What I Learned Spending My Twenties Making Disciples
By Jamie Boyd, Resonate Pullman
I turned 30 this year and as my birthday approached, a lot of people asked me, “Are you sad your twenties are over? Do you feel like you have any regrets?” At first the questions caught me off guard, but I realized that my answer was No: l wouldn’t change a thing about how I spent my twenties.
When I was twenty and far from God, I never would have imagined that He would use my life to influence people I had never met in a part of the country I had never visited. Never in my wildest dreams could I have imagined that he would use that influence to help plant churches and reach thousands of people on college campuses across the Northwest.

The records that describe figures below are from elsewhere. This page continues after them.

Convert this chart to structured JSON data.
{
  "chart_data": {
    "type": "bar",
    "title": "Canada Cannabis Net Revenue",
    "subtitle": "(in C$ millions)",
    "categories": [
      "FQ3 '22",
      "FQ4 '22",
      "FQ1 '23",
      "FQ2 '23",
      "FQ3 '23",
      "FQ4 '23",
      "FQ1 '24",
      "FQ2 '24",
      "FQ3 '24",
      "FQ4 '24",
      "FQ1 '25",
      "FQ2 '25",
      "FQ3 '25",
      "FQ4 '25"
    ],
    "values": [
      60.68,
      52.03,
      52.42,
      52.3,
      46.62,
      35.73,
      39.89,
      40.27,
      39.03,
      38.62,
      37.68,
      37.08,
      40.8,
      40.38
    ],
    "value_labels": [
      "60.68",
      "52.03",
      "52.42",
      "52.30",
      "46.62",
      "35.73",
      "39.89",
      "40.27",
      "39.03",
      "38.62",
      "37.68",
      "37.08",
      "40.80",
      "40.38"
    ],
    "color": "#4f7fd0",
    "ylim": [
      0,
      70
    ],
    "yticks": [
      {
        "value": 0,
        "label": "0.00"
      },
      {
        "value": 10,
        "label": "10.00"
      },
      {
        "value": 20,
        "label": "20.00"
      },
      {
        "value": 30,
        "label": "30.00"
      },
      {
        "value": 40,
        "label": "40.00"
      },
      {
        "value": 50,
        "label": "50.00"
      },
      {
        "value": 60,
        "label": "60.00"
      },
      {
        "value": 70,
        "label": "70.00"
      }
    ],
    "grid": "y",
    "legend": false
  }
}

My twenties were marked by saying yes. First I said yes to God, giving him full control of my life. I moved to the Northwest, to a town I had never heard of, to join Resonate staff. I spent six summers in San Diego. I went on countless road-trips and boarded more flights than I can count. I made tons of memories and posted the prettiest, best ones on Instagram. But more than all of those things, I made a decision to become a disciple who makes disciples; an entire decade, dedicated to making disciples. I made a million mistakes but I kept coming back to two simple but hard choices that have had compounding effects in my life.

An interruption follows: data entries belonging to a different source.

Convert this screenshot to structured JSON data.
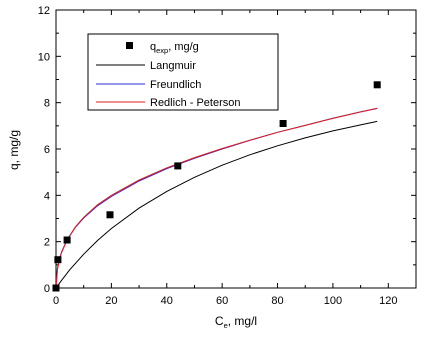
{
  "chart_data": {
    "type": "scatter",
    "xlabel": {
      "main": "C",
      "sub": "e",
      "rest": ", mg/l"
    },
    "ylabel": "q, mg/g",
    "xlim": [
      0,
      130
    ],
    "ylim": [
      0,
      12
    ],
    "xticks": [
      0,
      20,
      40,
      60,
      80,
      100,
      120
    ],
    "yticks": [
      0,
      2,
      4,
      6,
      8,
      10,
      12
    ],
    "grid": false,
    "legend_position": "top-left",
    "series": [
      {
        "name": {
          "main": "q",
          "sub": "exp",
          "rest": ", mg/g"
        },
        "kind": "points",
        "color": "#000000",
        "x": [
          0,
          0.7,
          4,
          19.5,
          44,
          82,
          116
        ],
        "y": [
          0,
          1.22,
          2.07,
          3.16,
          5.27,
          7.1,
          8.77
        ]
      },
      {
        "name": "Langmuir",
        "kind": "line",
        "color": "#000000",
        "x": [
          0,
          2,
          5,
          10,
          15,
          20,
          30,
          40,
          50,
          60,
          70,
          80,
          90,
          100,
          110,
          116
        ],
        "y": [
          0,
          0.33,
          0.79,
          1.46,
          2.05,
          2.57,
          3.45,
          4.17,
          4.78,
          5.3,
          5.75,
          6.14,
          6.48,
          6.78,
          7.04,
          7.19
        ]
      },
      {
        "name": "Freundlich",
        "kind": "line",
        "color": "#2b2bd6",
        "x": [
          0,
          0.5,
          1,
          2,
          4,
          7,
          10,
          15,
          20,
          30,
          40,
          50,
          60,
          70,
          80,
          90,
          100,
          110,
          116
        ],
        "y": [
          0,
          0.84,
          1.15,
          1.55,
          2.08,
          2.62,
          3.02,
          3.55,
          3.95,
          4.62,
          5.15,
          5.6,
          6.0,
          6.37,
          6.72,
          7.02,
          7.33,
          7.6,
          7.75
        ]
      },
      {
        "name": "Redlich - Peterson",
        "kind": "line",
        "color": "#e01b1b",
        "x": [
          0,
          0.5,
          1,
          2,
          4,
          7,
          10,
          15,
          20,
          30,
          40,
          50,
          60,
          70,
          80,
          90,
          100,
          110,
          116
        ],
        "y": [
          0,
          0.78,
          1.1,
          1.52,
          2.07,
          2.64,
          3.05,
          3.59,
          4.0,
          4.66,
          5.19,
          5.63,
          6.02,
          6.38,
          6.72,
          7.02,
          7.32,
          7.6,
          7.76
        ]
      }
    ]
  }
}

1. Choose to grow in vulnerability.
With God:
I found myself skipping this more often than I’d like to admit. It’s so much easier to run to people for instant gratification/feedback/results instead of going first to God in prayer & his Word about your insecurities, doubts, and fears. But the same God who formed your inmost being, who knit you together in your mother’s womb, and numbered every day you would ever live (Psalm 139:13,16), invites you to draw near to him with your insecurities, doubts, and fears. In the drawing near to Him, he draws near to you (James 4:8) and will anchor you in what is absolute truth instead of fleeting fears and feelings.
With People:
Over the last eight years, my deepest Gospel friendships have been forged through being on mission and confessing sin. James 5:16 says to “confess your sins to each other and pray for each other so that you may be healed.” To take a risk and share the deepest insecurities, lies, fears, and sins with a brother or sister in Christ and have them say “I see you and love you, let’s figure it out together” is one of the most freeing experiences.
Vulnerability and confession point to our deeper need for Christ and our inability to be self-sufficient.

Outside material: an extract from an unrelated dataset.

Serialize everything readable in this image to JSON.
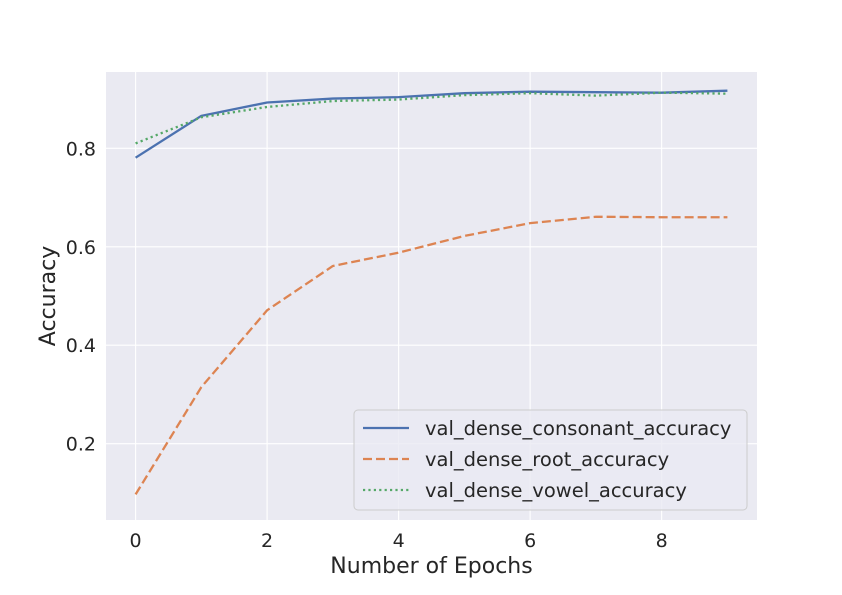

I have learned more from the leaders in my life that have been vulnerable and real with me than the ones who tried to maintain a perfect image. Their vulnerability and confession gave me the courage to be real and confess with my friends, my leaders, and the women I have led. Invite those around you deeper into what your fears, doubts, questions, and struggles. Admit your sin and confess it. Try it and watch assurance of your identity in Christ grow as you become more vulnerable with the people God has placed in your life. And - spoiler alert- the people in your life will start to be more vulnerable and real too.
2. Choose to pursue relationships.
With God:
1 Timothy 4:7-8 says: “Have nothing to do with irreverent, silly myths. Rather train yourself for godliness; for while bodily training is of some value, godliness is of value in every way, as it holds promise for the present life and also for the life to come.”
None of us happen to fall into a deep relationship with Jesus without intentionality and pursuit. You can choose to become a person who instills disciplines in your life that will lead you a deep, rich relationship with Jesus.
Even when you don’t feel like it, choose to read the Bible. Every time you do, you are inviting God to teach, correct, and train you for every good work he has planned for you (2 Timothy 3:16-17). Choose to pray. Choose to engage other spiritual disciplines like fasting, silence, and solitude. We become more like Jesus by spending time with Him.
With People:
If we’re honest, most of us sit at home on our phones browsing Instagram wishing someone would invite us to something. We’d jump at the opportunity to say yes, if only someone would invite us.
What if you were the kind of person who pursued and invited others? Wouldn’t that solve some of the loneliness and isolation we’re all prone to feel? What if you initiated relationships with others in your life every time you felt that longing for someone to see you and invite you?
As Paul says in Philippians 2:3-4, “...in humility, count others as more significant than yourselves. Let each of you look not only to his own interests but also to the interests of others.”
Instead of waiting for someone to pursue you, start living toward other people the way you wish someone would live toward you. As the most connected, isolated generation, pursuit is the gateway to the Gospel and to depth in discipling relationships.
If you choose to embrace these two habits over and over, God will use your life and your influence for unimaginable things in his Kingdom.
You can do anything with your twenties, but my hope is that in the middle of all the fun and experiences, you choose to invest in the one thing that will count forever: becoming a disciple who make disciples. I promise you it will be the fullest and most joyful decade of your life, because this is what you were made for (Matthew 28:18-20).